Fernando Marques observa que Landi foi o precursor do estilo neoclássico no Brasil: em Belém, ele foi autor do Palácio do Governador, Igreja de Nossa Senhora do Carmo, de Sant’Ana, Catedral de Nossa Senhora das Graças, a capela de São João e outras obras. Landi incorporou os traços do Neoclassicismo na reforma que empreendeu na capela do engenho. Documentos encontrados revelaram que Antonio Landi morreu no seu próprio sítio, em 22 de junho de 1791. Desse modo, o engenho foi herdado pela filha dele, Ana Teresa, que se casou com o capitão João Antônio Rodrigues Martins, filho de João Manuel Rodrigues, dono de engenhos como Mocajuba e Utinga.
CABANAGEM
Em 15 de dezembro de 1819, a partir da relação do capitão João Antônio Martins com a guarda local, o sítio transformou-se em área de treinamento militar. Com a morte de Martins, o engenho passa para a filha dele, Ângela Joana Pereira Martins.

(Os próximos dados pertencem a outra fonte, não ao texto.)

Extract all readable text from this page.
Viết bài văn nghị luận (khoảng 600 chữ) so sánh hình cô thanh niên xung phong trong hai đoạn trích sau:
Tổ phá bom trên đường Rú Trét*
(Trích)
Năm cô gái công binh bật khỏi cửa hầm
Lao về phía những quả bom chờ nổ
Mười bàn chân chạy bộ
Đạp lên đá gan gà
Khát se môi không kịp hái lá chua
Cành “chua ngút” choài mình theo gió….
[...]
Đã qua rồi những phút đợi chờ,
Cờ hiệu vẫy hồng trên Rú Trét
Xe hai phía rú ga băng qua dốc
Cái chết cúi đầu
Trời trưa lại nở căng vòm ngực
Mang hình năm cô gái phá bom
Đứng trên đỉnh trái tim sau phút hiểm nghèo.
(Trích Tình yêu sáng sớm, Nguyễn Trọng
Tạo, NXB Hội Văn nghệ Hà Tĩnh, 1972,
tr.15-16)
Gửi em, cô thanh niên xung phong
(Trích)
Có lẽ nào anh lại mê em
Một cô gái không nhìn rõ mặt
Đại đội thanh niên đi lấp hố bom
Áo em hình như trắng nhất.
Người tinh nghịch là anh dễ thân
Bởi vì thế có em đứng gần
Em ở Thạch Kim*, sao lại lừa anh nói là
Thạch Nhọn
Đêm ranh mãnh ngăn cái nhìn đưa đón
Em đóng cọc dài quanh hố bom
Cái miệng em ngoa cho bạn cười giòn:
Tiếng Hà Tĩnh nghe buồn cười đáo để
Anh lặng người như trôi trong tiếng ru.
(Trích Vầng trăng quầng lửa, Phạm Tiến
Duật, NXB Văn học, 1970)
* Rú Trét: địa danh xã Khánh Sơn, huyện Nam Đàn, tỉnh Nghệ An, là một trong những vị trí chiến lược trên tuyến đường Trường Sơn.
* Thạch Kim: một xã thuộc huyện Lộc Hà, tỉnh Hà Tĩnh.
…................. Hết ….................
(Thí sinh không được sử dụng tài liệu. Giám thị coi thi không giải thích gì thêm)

De acordo com a pesquisa empreendida por Fernando Marques, em 1835 o Murutucu esteve relacionado à Guerra da Cabanagem. Quando o local temporariamente foi utilizado como um acampamento das tropas de revoltosos liderados por Vinagre, Angelim e Gavião, comandantes da revolução. Em 14 de agosto de 1835, com uma caminhada a partir do engenho Murutucu, começou a segunda invasão de Belém pelas forças cabanas. Nesse momento, o engenho provavelmente estava abandonado. Daí ter sido requisitado pelo cabano João Antônio Sete para servir de moradia para seus familiares. Em 1841, o engenho foi comprado por Henrique Antônio Strauss, e figuram entre os bens na escritura: uma casa de vivenda, uma casa de engenho, uma senzala, uma roda d’água, moendas de ferro, um vapor, serraria, alambique, tachas de ferro, balança e pertences da capela. O Engenho Murutucu tornou-se monumento tombado pelo Iphan em 8 de outubro de 1981.